Prosesi Upacara adat Duata adalah ritual penyembuhan untuk masyarakat bajo yang menderita sakit keras dan sudah lama tidak kunjung sembuh, bahkan dengan pengobatan medis masih belum tersembuhkan.  Upacara adat di pimpin seorang tokoh adat yang telah biasa mengadakan upacara serupa. Asal nama Prosesi Upacara Adat ini sendiri berasal dari Duata yang berarti Dewata.

Dari sumber yang saya dapat, Prosesi Upacara Duata ini telah berlangsung turun temurun dan masih di lestarikan hingga saat ini, Konon setiap kelahiran anak dari masyarakat bajo bersamaan dengan kelahiran kembarannya yang hidup di laut. Jadi apabila ada yang menderita sakit berarti kembarannya mengambil seluruh semangat hidup yang dimiliki, sehingga terjadi ketidak stabilan sepasang kehidupan.
Menurut cerita porosesi ini dilakukan untuk memberi makan saudara kembar si sakit yang berada di laut. Dalam kehidupan masyarakat bajo mempercayai bahwa setiap kelahiran anak pasti bersama kembaran yang langsung hidup di laut.

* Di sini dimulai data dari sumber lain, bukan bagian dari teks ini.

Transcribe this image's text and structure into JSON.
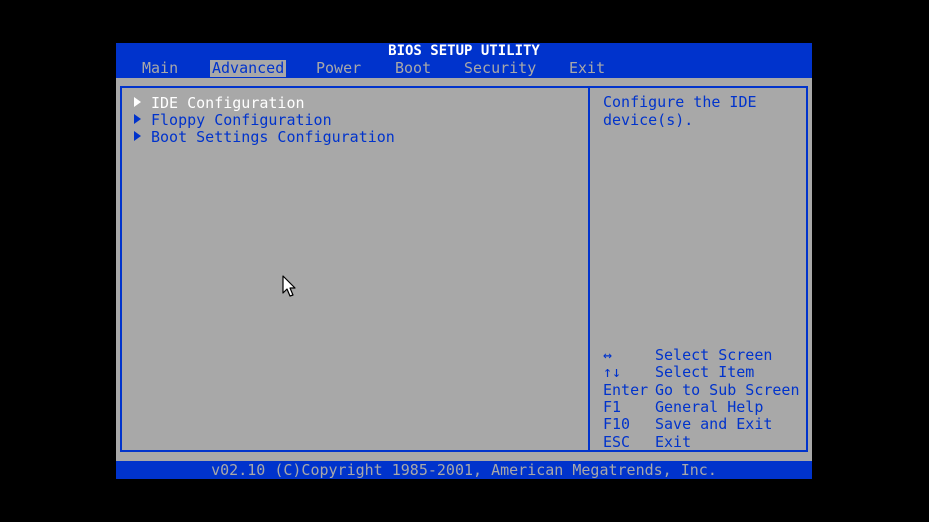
{
  "title": "BIOS SETUP UTILITY",
  "tabs": [
    {
      "label": "Main"
    },
    {
      "label": "Advanced"
    },
    {
      "label": "Power"
    },
    {
      "label": "Boot"
    },
    {
      "label": "Security"
    },
    {
      "label": "Exit"
    }
  ],
  "active_tab": "Advanced",
  "menu": [
    {
      "label": "IDE Configuration",
      "selected": true
    },
    {
      "label": "Floppy Configuration",
      "selected": false
    },
    {
      "label": "Boot Settings Configuration",
      "selected": false
    }
  ],
  "help_text": "Configure the IDE\ndevice(s).",
  "keys": [
    {
      "key": "↔",
      "action": "Select Screen"
    },
    {
      "key": "↑↓",
      "action": "Select Item"
    },
    {
      "key": "Enter",
      "action": "Go to Sub Screen"
    },
    {
      "key": "F1",
      "action": "General Help"
    },
    {
      "key": "F10",
      "action": "Save and Exit"
    },
    {
      "key": "ESC",
      "action": "Exit"
    }
  ],
  "footer": "v02.10 (C)Copyright 1985-2001, American Megatrends, Inc.",
  "colors": {
    "bios_blue": "#0033cc",
    "bios_gray": "#a8a8a8",
    "highlight_white": "#ffffff",
    "background": "#000000"
  },
  "icons": {
    "submenu": "triangle-right-icon",
    "pointer": "mouse-cursor-icon"
  }
}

Dan begitulah mengaa upacara adat ini dilaksanakan adalah tidak lain untuk meminta kembali semangat hidup yang telah direnggut.

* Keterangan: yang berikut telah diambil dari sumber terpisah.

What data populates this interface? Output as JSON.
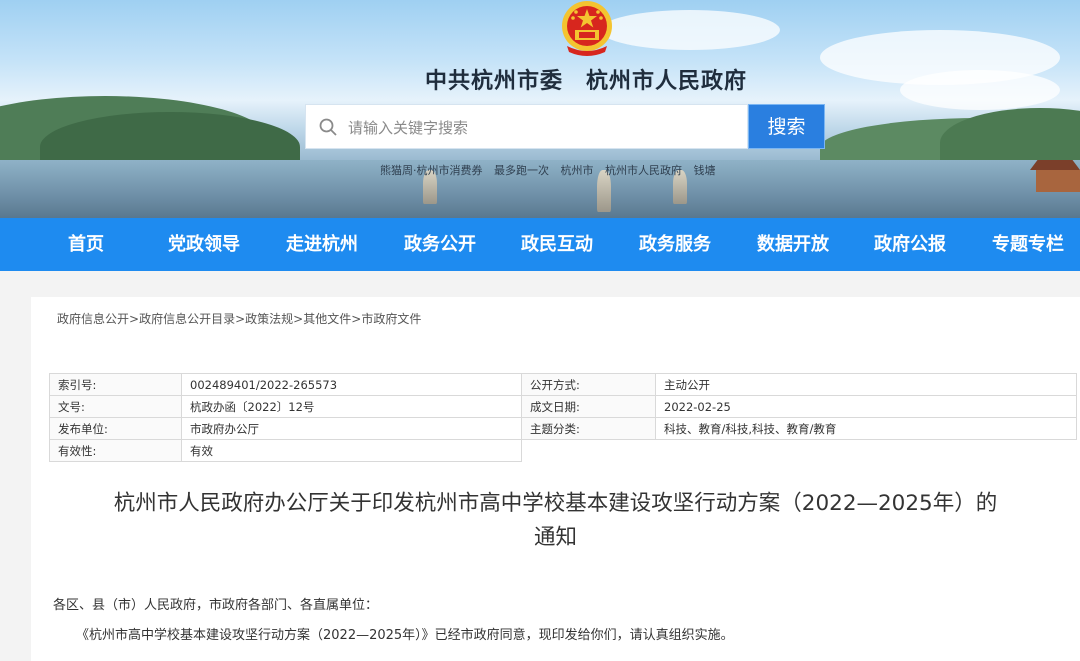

Para penari-penari cantik menarikkan tarian bajo yaitu Tarian Ngigal sebagai bentuk memberikan dukungan semangat kepada si penderita sakit yang juga berada diatas satu perahu. Bersamaan dengan nyanyian-nyanyian yang terus di lantunkan .

Diakhir prosesi ritual akan diadakan tes kepada si penderita sakit, dan mengadu ayam yang dimana jika ayam sipenderita sakit menang itu berari proses telah berjalan lancar. Selanjutnya sebagai bentuk kebahagian karena telah terangkat dari sakitnya, si Penderita sakit akan menghamburkan beras.
Salah seorang Ibu-Ibu di Perkampungan Bajo Mola sedang bersampan

Beginilah afternoon hangoutnya.. meet and talks on boat

Bajo Kids

Ibunya Sadar kamera

What a happiest kid life 

Expert in Dive Skill
Putri Marino dan Rikas dari My trip My adventure. 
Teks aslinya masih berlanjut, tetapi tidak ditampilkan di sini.